Minister Fontana and Ray Hession, Chairman of the Board of Directors of the Co-operative Housing Programs Administration Agency, announced that CMHC and the new Co-op Agency will sign the new service agreement by May 3, 2005. This will see the Agency begin to deliver portfolio management services at the outset of 2006.
Mr. Hession welcomed the announcements. "We are pleased that the federal government has made this important commitment to the long-term strength and security of Canada's housing co-operatives", he commented.
Minister Fontana further committed to addressing another important issue identified by CHF Canada, the subsidy formula for the Sector 95 Co-op Program. Problems with the subsidy formula have resulted in unintended losses of assistance for low income households when co-ops in the program have renewed their mortgages. Minister Fontana announced that the subsidy formula will be changed to fix the problem so that no further subsidized units will be lost. He also committed to exploring ways to restore the capacity of Section 95 housing co-operatives to provide affordable housing to low income Canadians.
The Co-operative Housing Federation of Canada (CHF Canada) is the nation-wide umbrella organization for Canada's 2,200 housing co-operatives, with 90,000 households. Its membership also includes 20 regional federations of housing co-ops, and about 120 associated businesses. CHF Canada provides a range of services to its members, including advocacy, training and adult education, operates several group buying programs for goods and services.
Canada Mortgage and Housing Corporation (CMHC) is Canada's national housing agency. For over 55 years, CMHC has been contributing to improving the living conditions and the well-being of Canadians through four areas of housing activities — housing finance, assisted housing, research and information transfer, and export promotion. CMHC is committed to helping Canadians access a wide choice of quality, affordable homes, and making vibrant and sustainable communities a reality across the country.
For more information:
Director of Communications
Office of Minister Fontana
(819) 868-9375 (cell)
Peter De Barros
Director Communications and Corporate Relations, CMHC
(613) 794-8828 (cell)
Senior Public Affairs Consultant
Co-operative Housing Federation of Canada
Federally assisted co-operative housing is designed to provide modest, affordable housing to low- and moderate-income households. Housing co-operatives are a unique form of tenure, which is neither rental nor individual ownership. Residents are members of the co-op and control their own housing through this democratically-run organization. Co-op members participate in managing their housing, and can reduce the cost of their housing through volunteer labour. Some residents pay housing charges geared to their income and others pay break-even housing charges (i.e. rent). In some cases, refundable membership fees may exist.
CMHC and Co-ops
Federal and, in some cases, provincial cost-shared subsidies for projects bridge the gap between rental revenue and project operating costs.
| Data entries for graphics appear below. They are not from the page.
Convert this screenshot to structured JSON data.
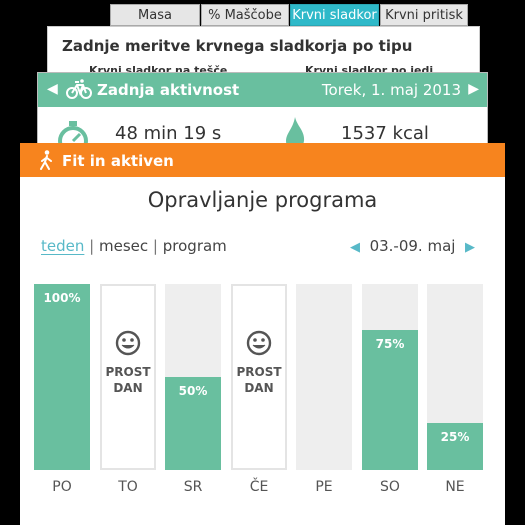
{
  "tabs": [
    {
      "label": "Masa",
      "active": false
    },
    {
      "label": "% Maščobe",
      "active": false
    },
    {
      "label": "Krvni sladkor",
      "active": true
    },
    {
      "label": "Krvni pritisk",
      "active": false
    }
  ],
  "sugar_card": {
    "title": "Zadnje meritve krvnega sladkorja po tipu",
    "col1": "Krvni sladkor na tešče",
    "col2": "Krvni sladkor po jedi"
  },
  "activity_card": {
    "title": "Zadnja aktivnost",
    "date": "Torek, 1. maj 2013",
    "duration": "48 min 19 s",
    "energy": "1537 kcal"
  },
  "main_card": {
    "header": "Fit in aktiven",
    "title": "Opravljanje programa",
    "nav": {
      "week": "teden",
      "month": "mesec",
      "program": "program",
      "sep": "|"
    },
    "week_range": "03.-09. maj",
    "rest_label": [
      "PROST",
      "DAN"
    ]
  },
  "chart_data": {
    "type": "bar",
    "categories": [
      "PO",
      "TO",
      "SR",
      "ČE",
      "PE",
      "SO",
      "NE"
    ],
    "values": [
      100,
      null,
      50,
      null,
      0,
      75,
      25
    ],
    "value_labels": [
      "100%",
      "",
      "50%",
      "",
      "",
      "75%",
      "25%"
    ],
    "rest_days": [
      false,
      true,
      false,
      true,
      false,
      false,
      false
    ],
    "ylim": [
      0,
      100
    ],
    "colors": {
      "fill": "#69bf9f",
      "track": "#eeeeee"
    }
  },
  "colors": {
    "tab_active": "#2fb9c9",
    "activity_header": "#69bf9f",
    "main_header": "#f7841e",
    "link": "#58b9c8"
  }
}
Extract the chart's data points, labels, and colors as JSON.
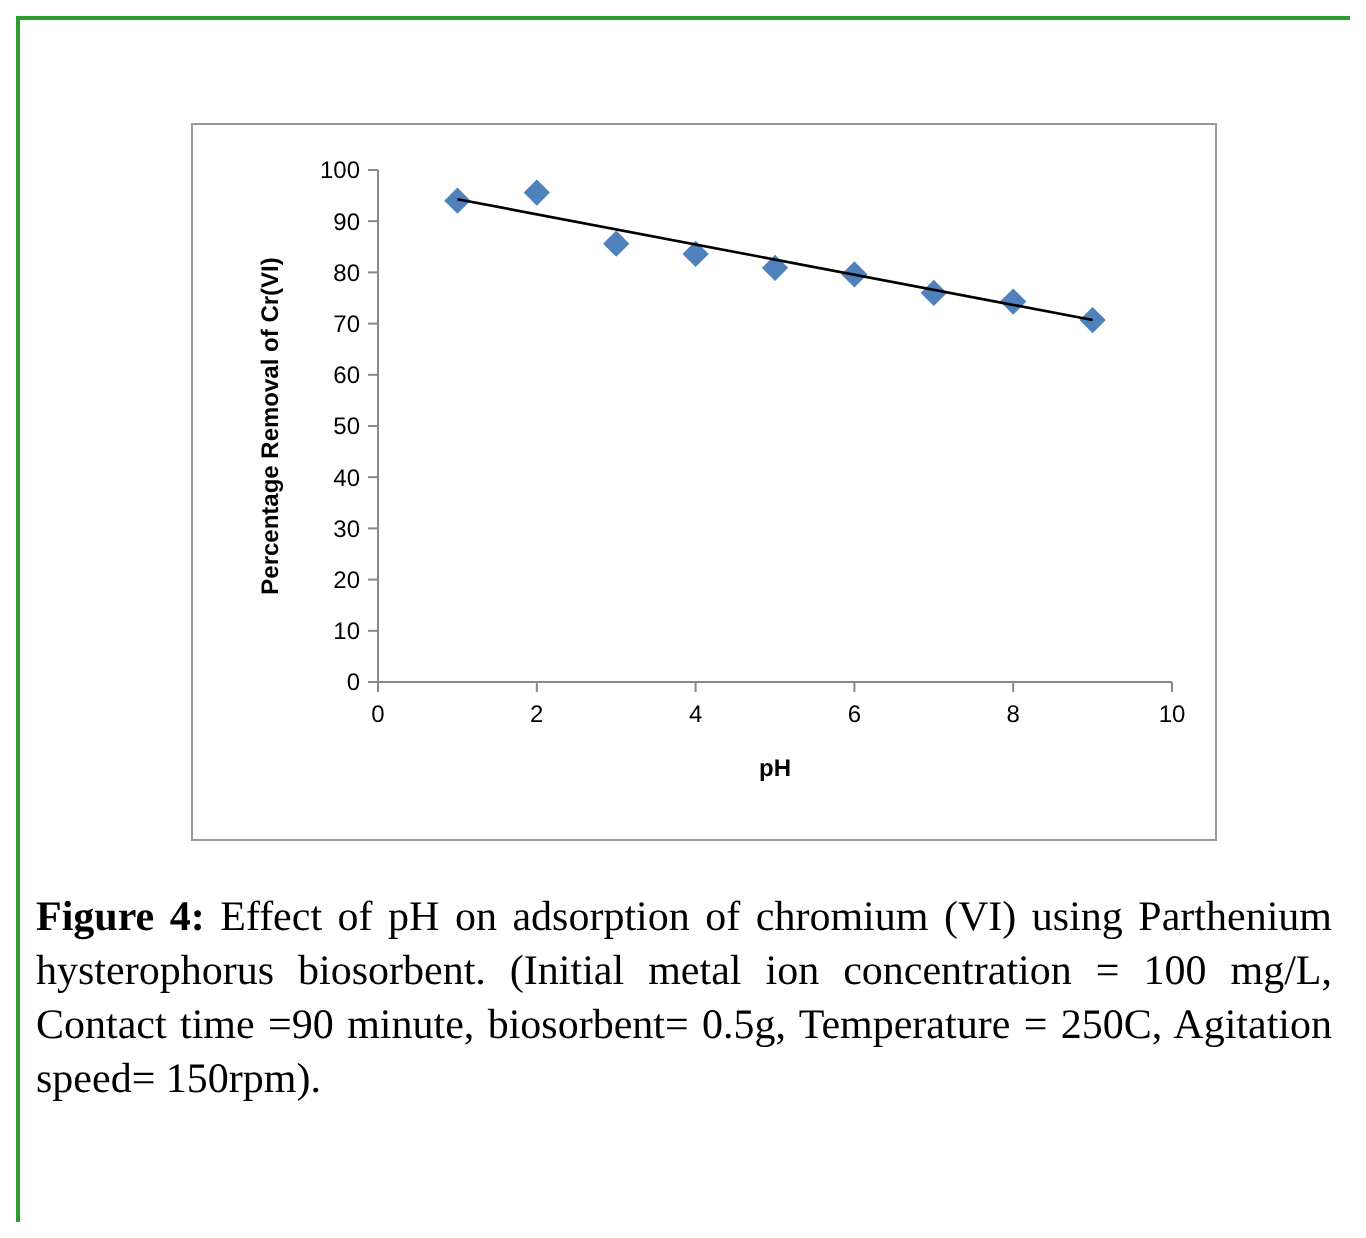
{
  "chart_data": {
    "type": "scatter",
    "xlabel": "pH",
    "ylabel": "Percentage Removal of Cr(VI)",
    "xlim": [
      0,
      10
    ],
    "ylim": [
      0,
      100
    ],
    "xticks": [
      0,
      2,
      4,
      6,
      8,
      10
    ],
    "yticks": [
      0,
      10,
      20,
      30,
      40,
      50,
      60,
      70,
      80,
      90,
      100
    ],
    "marker": "diamond",
    "grid": false,
    "series": [
      {
        "color": "#4f81bd",
        "x": [
          1,
          2,
          3,
          4,
          5,
          6,
          7,
          8,
          9
        ],
        "values": [
          94.0,
          95.6,
          85.6,
          83.6,
          80.9,
          79.6,
          76,
          74.3,
          70.7
        ]
      },
      {
        "type": "line",
        "color": "#000000",
        "x": [
          1,
          9
        ],
        "values": [
          94.3,
          70.7
        ],
        "marker": "none"
      }
    ],
    "annotations": [
      "Figure 4:",
      "Effect of pH on adsorption of chromium (VI) using Parthenium hysterophorus biosorbent. (Initial metal ion concentration = 100 mg/L, Contact time =90 minute, biosorbent= 0.5g, Temperature = 250C, Agitation speed= 150rpm)."
    ]
  }
}
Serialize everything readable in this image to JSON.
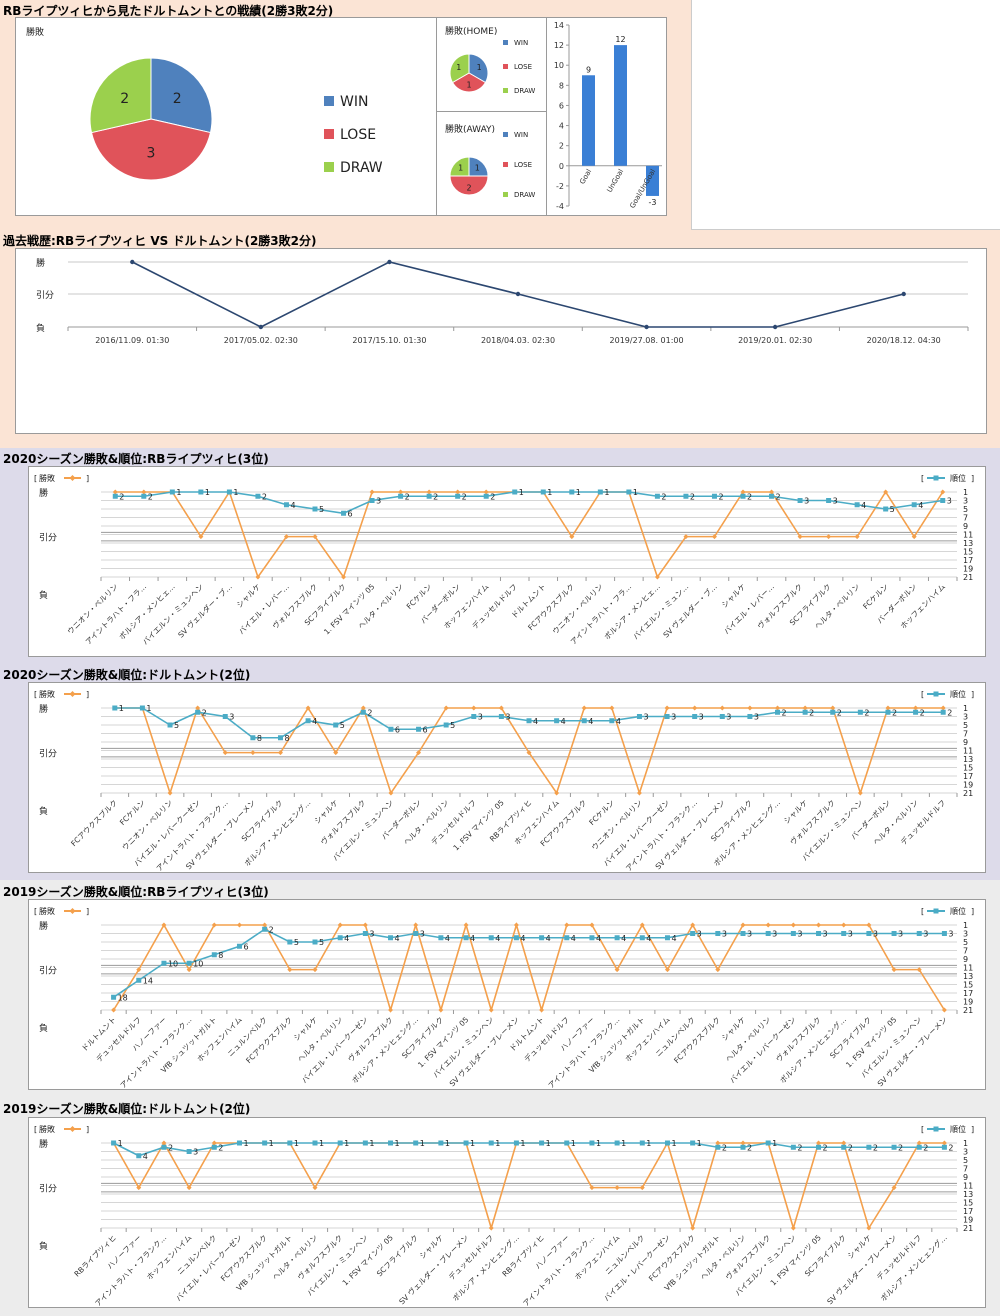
{
  "section_titles": {
    "head": "RBライプツィヒから見たドルトムントとの戦績(2勝3敗2分)",
    "history": "過去戦歴:RBライプツィヒ VS ドルトムント(2勝3敗2分)",
    "s2020_rb": "2020シーズン勝敗&順位:RBライプツィヒ(3位)",
    "s2020_bvb": "2020シーズン勝敗&順位:ドルトムント(2位)",
    "s2019_rb": "2019シーズン勝敗&順位:RBライプツィヒ(3位)",
    "s2019_bvb": "2019シーズン勝敗&順位:ドルトムント(2位)"
  },
  "colors": {
    "win": "#4f81bd",
    "lose": "#e0535a",
    "draw": "#9bd04d",
    "result_line": "#f4a04c",
    "rank_line": "#4bacc6",
    "history_line": "#2c4770",
    "goal_bar": "#3a7fd5",
    "band_top": "#fbe4d5",
    "band_2020": "#dddbea",
    "band_2019": "#ececec"
  },
  "chart_data": [
    {
      "id": "overall",
      "type": "pie",
      "title": "勝敗",
      "labels": [
        "WIN",
        "LOSE",
        "DRAW"
      ],
      "values": [
        2,
        3,
        2
      ],
      "legend_position": "right"
    },
    {
      "id": "home",
      "type": "pie",
      "title": "勝敗(HOME)",
      "labels": [
        "WIN",
        "LOSE",
        "DRAW"
      ],
      "values": [
        1,
        1,
        1
      ],
      "legend_position": "right"
    },
    {
      "id": "away",
      "type": "pie",
      "title": "勝敗(AWAY)",
      "labels": [
        "WIN",
        "LOSE",
        "DRAW"
      ],
      "values": [
        1,
        2,
        1
      ],
      "legend_position": "right"
    },
    {
      "id": "goals",
      "type": "bar",
      "categories": [
        "Goal",
        "UnGoal",
        "Goal/UnGoal"
      ],
      "values": [
        9,
        12,
        -3
      ],
      "ylim": [
        -4,
        14
      ],
      "yticks": [
        -4,
        -2,
        0,
        2,
        4,
        6,
        8,
        10,
        12,
        14
      ],
      "grid": false
    },
    {
      "id": "history",
      "type": "line",
      "title": "",
      "categories": [
        "2016/11.09. 01:30",
        "2017/05.02. 02:30",
        "2017/15.10. 01:30",
        "2018/04.03. 02:30",
        "2019/27.08. 01:00",
        "2019/20.01. 02:30",
        "2020/18.12. 04:30"
      ],
      "values": [
        "勝",
        "負",
        "勝",
        "引分",
        "負",
        "負",
        "引分"
      ],
      "y_levels": [
        "勝",
        "引分",
        "負"
      ],
      "grid": true
    },
    {
      "id": "s2020_rb",
      "type": "line",
      "legend": [
        "勝敗",
        "順位"
      ],
      "y_levels": [
        "勝",
        "引分",
        "負"
      ],
      "rank_ticks": [
        1,
        3,
        5,
        7,
        9,
        11,
        13,
        15,
        17,
        19,
        21
      ],
      "categories": [
        "ウニオン・ベルリン",
        "アイントラハト・フラ…",
        "ボルシア・メンヒェ…",
        "バイエルン・ミュンヘン",
        "SV ヴェルダー・ブ…",
        "シャルケ",
        "バイエル・レバー…",
        "ヴォルフスブルク",
        "SCフライブルク",
        "1. FSV マインツ 05",
        "ヘルタ・ベルリン",
        "FCケルン",
        "バーダーボルン",
        "ホッフェンハイム",
        "デュッセルドルフ",
        "ドルトムント",
        "FCアウクスブルク",
        "ウニオン・ベルリン",
        "アイントラハト・フラ…",
        "ボルシア・メンヒェ…",
        "バイエルン・ミュン…",
        "SV ヴェルダー・ブ…",
        "シャルケ",
        "バイエル・レバー…",
        "ヴォルフスブルク",
        "SCフライブルク",
        "ヘルタ・ベルリン",
        "FCケルン",
        "バーダーボルン",
        "ホッフェンハイム"
      ],
      "result": [
        "勝",
        "勝",
        "勝",
        "引分",
        "勝",
        "負",
        "引分",
        "引分",
        "負",
        "勝",
        "勝",
        "勝",
        "勝",
        "勝",
        "勝",
        "勝",
        "引分",
        "勝",
        "勝",
        "負",
        "引分",
        "引分",
        "勝",
        "勝",
        "引分",
        "引分",
        "引分",
        "勝",
        "引分",
        "勝"
      ],
      "rank": [
        2,
        2,
        1,
        1,
        1,
        2,
        4,
        5,
        6,
        3,
        2,
        2,
        2,
        2,
        1,
        1,
        1,
        1,
        1,
        2,
        2,
        2,
        2,
        2,
        3,
        3,
        4,
        5,
        4,
        3
      ]
    },
    {
      "id": "s2020_bvb",
      "type": "line",
      "legend": [
        "勝敗",
        "順位"
      ],
      "y_levels": [
        "勝",
        "引分",
        "負"
      ],
      "rank_ticks": [
        1,
        3,
        5,
        7,
        9,
        11,
        13,
        15,
        17,
        19,
        21
      ],
      "categories": [
        "FCアウクスブルク",
        "FCケルン",
        "ウニオン・ベルリン",
        "バイエル・レバークーゼン",
        "アイントラハト・フランク…",
        "SV ヴェルダー・ブレーメン",
        "SCフライブルク",
        "ボルシア・メンヒェング…",
        "シャルケ",
        "ヴォルフスブルク",
        "バイエルン・ミュンヘン",
        "バーダーボルン",
        "ヘルタ・ベルリン",
        "デュッセルドルフ",
        "1. FSV マインツ 05",
        "RBライプツィヒ",
        "ホッフェンハイム",
        "FCアウクスブルク",
        "FCケルン",
        "ウニオン・ベルリン",
        "バイエル・レバークーゼン",
        "アイントラハト・フランク…",
        "SV ヴェルダー・ブレーメン",
        "SCフライブルク",
        "ボルシア・メンヒェング…",
        "シャルケ",
        "ヴォルフスブルク",
        "バイエルン・ミュンヘン",
        "バーダーボルン",
        "ヘルタ・ベルリン",
        "デュッセルドルフ"
      ],
      "result": [
        "勝",
        "勝",
        "負",
        "勝",
        "引分",
        "引分",
        "引分",
        "勝",
        "引分",
        "勝",
        "負",
        "引分",
        "勝",
        "勝",
        "勝",
        "引分",
        "負",
        "勝",
        "勝",
        "負",
        "勝",
        "勝",
        "勝",
        "勝",
        "勝",
        "勝",
        "勝",
        "負",
        "勝",
        "勝",
        "勝"
      ],
      "rank": [
        1,
        1,
        5,
        2,
        3,
        8,
        8,
        4,
        5,
        2,
        6,
        6,
        5,
        3,
        3,
        4,
        4,
        4,
        4,
        3,
        3,
        3,
        3,
        3,
        2,
        2,
        2,
        2,
        2,
        2,
        2
      ]
    },
    {
      "id": "s2019_rb",
      "type": "line",
      "legend": [
        "勝敗",
        "順位"
      ],
      "y_levels": [
        "勝",
        "引分",
        "負"
      ],
      "rank_ticks": [
        1,
        3,
        5,
        7,
        9,
        11,
        13,
        15,
        17,
        19,
        21
      ],
      "categories": [
        "ドルトムント",
        "デュッセルドルフ",
        "ハノーファー",
        "アイントラハト・フランク…",
        "VfB シュツットガルト",
        "ホッフェンハイム",
        "ニュルンベルク",
        "FCアウクスブルク",
        "シャルケ",
        "ヘルタ・ベルリン",
        "バイエル・レバークーゼン",
        "ヴォルフスブルク",
        "ボルシア・メンヒェング…",
        "SCフライブルク",
        "1. FSV マインツ 05",
        "バイエルン・ミュンヘン",
        "SV ヴェルダー・ブレーメン",
        "ドルトムント",
        "デュッセルドルフ",
        "ハノーファー",
        "アイントラハト・フランク…",
        "VfB シュツットガルト",
        "ホッフェンハイム",
        "ニュルンベルク",
        "FCアウクスブルク",
        "シャルケ",
        "ヘルタ・ベルリン",
        "バイエル・レバークーゼン",
        "ヴォルフスブルク",
        "ボルシア・メンヒェング…",
        "SCフライブルク",
        "1. FSV マインツ 05",
        "バイエルン・ミュンヘン",
        "SV ヴェルダー・ブレーメン"
      ],
      "result": [
        "負",
        "引分",
        "勝",
        "引分",
        "勝",
        "勝",
        "勝",
        "引分",
        "引分",
        "勝",
        "勝",
        "負",
        "勝",
        "負",
        "勝",
        "負",
        "勝",
        "負",
        "勝",
        "勝",
        "引分",
        "勝",
        "引分",
        "勝",
        "引分",
        "勝",
        "勝",
        "勝",
        "勝",
        "勝",
        "勝",
        "引分",
        "引分",
        "負"
      ],
      "rank": [
        18,
        14,
        10,
        10,
        8,
        6,
        2,
        5,
        5,
        4,
        3,
        4,
        3,
        4,
        4,
        4,
        4,
        4,
        4,
        4,
        4,
        4,
        4,
        3,
        3,
        3,
        3,
        3,
        3,
        3,
        3,
        3,
        3,
        3
      ]
    },
    {
      "id": "s2019_bvb",
      "type": "line",
      "legend": [
        "勝敗",
        "順位"
      ],
      "y_levels": [
        "勝",
        "引分",
        "負"
      ],
      "rank_ticks": [
        1,
        3,
        5,
        7,
        9,
        11,
        13,
        15,
        17,
        19,
        21
      ],
      "categories": [
        "RBライプツィヒ",
        "ハノーファー",
        "アイントラハト・フランク…",
        "ホッフェンハイム",
        "ニュルンベルク",
        "バイエル・レバークーゼン",
        "FCアウクスブルク",
        "VfB シュツットガルト",
        "ヘルタ・ベルリン",
        "ヴォルフスブルク",
        "バイエルン・ミュンヘン",
        "1. FSV マインツ 05",
        "SCフライブルク",
        "シャルケ",
        "SV ヴェルダー・ブレーメン",
        "デュッセルドルフ",
        "ボルシア・メンヒェング…",
        "RBライプツィヒ",
        "ハノーファー",
        "アイントラハト・フランク…",
        "ホッフェンハイム",
        "ニュルンベルク",
        "バイエル・レバークーゼン",
        "FCアウクスブルク",
        "VfB シュツットガルト",
        "ヘルタ・ベルリン",
        "ヴォルフスブルク",
        "バイエルン・ミュンヘン",
        "1. FSV マインツ 05",
        "SCフライブルク",
        "シャルケ",
        "SV ヴェルダー・ブレーメン",
        "デュッセルドルフ",
        "ボルシア・メンヒェング…"
      ],
      "result": [
        "勝",
        "引分",
        "勝",
        "引分",
        "勝",
        "勝",
        "勝",
        "勝",
        "引分",
        "勝",
        "勝",
        "勝",
        "勝",
        "勝",
        "勝",
        "負",
        "勝",
        "勝",
        "勝",
        "引分",
        "引分",
        "引分",
        "勝",
        "負",
        "勝",
        "勝",
        "勝",
        "負",
        "勝",
        "勝",
        "負",
        "引分",
        "勝",
        "勝"
      ],
      "rank": [
        1,
        4,
        2,
        3,
        2,
        1,
        1,
        1,
        1,
        1,
        1,
        1,
        1,
        1,
        1,
        1,
        1,
        1,
        1,
        1,
        1,
        1,
        1,
        1,
        2,
        2,
        1,
        2,
        2,
        2,
        2,
        2,
        2,
        2
      ]
    }
  ]
}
CMHC has an Operating Agreement with each co-op through which subsidies are provided to subsidize operations and/or to accommodate low-income households. CMHC monitors each co-operative's compliance with the Operating Agreement through an annual review of audited financial statements, cyclical client visits and physical inspections.
The New Approach
In May 2004, Canada Mortgage and Housing Corporation (CMHC) announced it would work with the Co-operative Housing Federation of Canada (CHF Canada) on an agreement to allow the co-operative housing sector to progressively take on a more active role in the administration of federal co-operative housing programs.
Some 790 federally administered housing co-operatives (some 35,000 units) in British Columbia, Alberta, Ontario and Prince Edward Island could be covered under this arrangement.